"Tante Marianne" kehrt zurück

Von Jochen Stöckmann · 09.02.2007
Als Vorlage für sein Gemälde "Tante Marianne" diente Richter eine Fotografie aus dem Jahr 1932. Das Bild zeigt Richter als vier Monate altes Kind, seine Tante als 14-jähriges Mädchen. Marianne wurde von den Nazis für geisteskrank erklärt und 1945 von Euthanasie-Ärzten umgebracht. Das 1965 entstandene Gemälde kehrt nun nach Dresden zurück.
Fürs Familienalbum war dieses Bild wohl kaum gedacht: Allzu verwischt, schwarzweiß oder besser: schemenhaft grau malte Gerhard Richter 1965 seine "Tante Marianne". Als Vorlage diente eine Fotografie aus dem Juni 1932, "Gerd vier Monate, Marianne 14 Jahre alt" war auf der Rückseite vermerkt.
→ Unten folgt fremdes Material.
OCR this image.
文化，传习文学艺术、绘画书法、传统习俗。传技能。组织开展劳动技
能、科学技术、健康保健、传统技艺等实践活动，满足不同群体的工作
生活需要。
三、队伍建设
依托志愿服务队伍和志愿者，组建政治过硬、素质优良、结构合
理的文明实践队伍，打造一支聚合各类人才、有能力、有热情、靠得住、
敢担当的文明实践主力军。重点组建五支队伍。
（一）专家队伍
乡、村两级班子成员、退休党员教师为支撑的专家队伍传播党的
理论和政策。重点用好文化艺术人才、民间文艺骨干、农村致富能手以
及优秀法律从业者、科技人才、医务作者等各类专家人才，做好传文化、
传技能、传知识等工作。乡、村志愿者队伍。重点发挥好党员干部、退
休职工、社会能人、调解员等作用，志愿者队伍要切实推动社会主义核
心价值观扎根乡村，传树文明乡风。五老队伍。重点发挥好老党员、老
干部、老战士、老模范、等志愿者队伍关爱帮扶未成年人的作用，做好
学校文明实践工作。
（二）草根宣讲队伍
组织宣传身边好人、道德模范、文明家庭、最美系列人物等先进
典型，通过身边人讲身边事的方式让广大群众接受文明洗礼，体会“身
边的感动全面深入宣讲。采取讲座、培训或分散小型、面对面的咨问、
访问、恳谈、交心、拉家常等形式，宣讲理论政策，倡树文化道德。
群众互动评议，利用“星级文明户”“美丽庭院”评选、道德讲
Es ist also der Maler selbst, der da als Kleinkind im Arm eines hübschen, zerbrechlich wirkenden Mädchens ruht. Das kurzärmelige Sommerkleid betont die Familienidylle.

Damit war es vorbei, als die Geschichte hinter dem schemenhaft "zermalten" Fotomotiv bekannt wurde. Tante Marianne, das schöne Mädchen aus Dresdner Kindertagen, war für geisteskrank erklärt worden und in die Fänge der Nazi-Psychiatrie geraten. 1945 wurde sie von Euthanasie-Ärzten umgebracht.

Was da genau passiert war, recherchierte vor zwei Jahren der Journalist Jürgen Schreiber: Die Zwangssterilisierung hatte 1938 der Chefarzt des Dresdner Stadtkrankenhaus vorgenommen, Professor Heinrich Eufinger, Nationalsozialist und Untersturmführer der SS. Auch ihn hat Gerhard Richter in seiner fotorealistischen Graumalerei porträtiert, in Liebermann-Pose oder beim Urlaub am Ostseestrand. Denn auch Heinrich Eufinger gehörte zur Familie, war Vater von Ema, einer Dresdner Kunststudentin. Als sie ihren Kommilitonen Gerhard Richter heiratete, kam der Professor Eufinger großzügig für die Hochzeit und eine Reise in die Flitterwochen auf.

Von seinem Schwiegervater wusste Richter nur, dass er als Gynäkologe notgedrungen auch die Ehefrauen von Goebbels oder Görings Frauen hatte behandeln müssen – und dass er ebenso gegen seinen Willen in der SS gewesen sei. Mit Schreibers Recherche zerstoben diese Schutzbehauptungen – und das Bild der "Tante Marianne" stand in neuem Licht da, galt plötzlich nicht mehr als ein Richter-Porträt unter anderen, sondern als Historiengemälde, in dem sich deutsche Geschichte herausragend spiegelt. Und als Ausnahmebild erzielte das Gemälde dann auch einen Ausnahmepreis: Fast vier Millionen Dollar zahlte ein taiwanesischer Geschäftsmann – von dem nicht bekannt ist, ob er sich je für die jüngste deutsche Geschichte interessiert hat.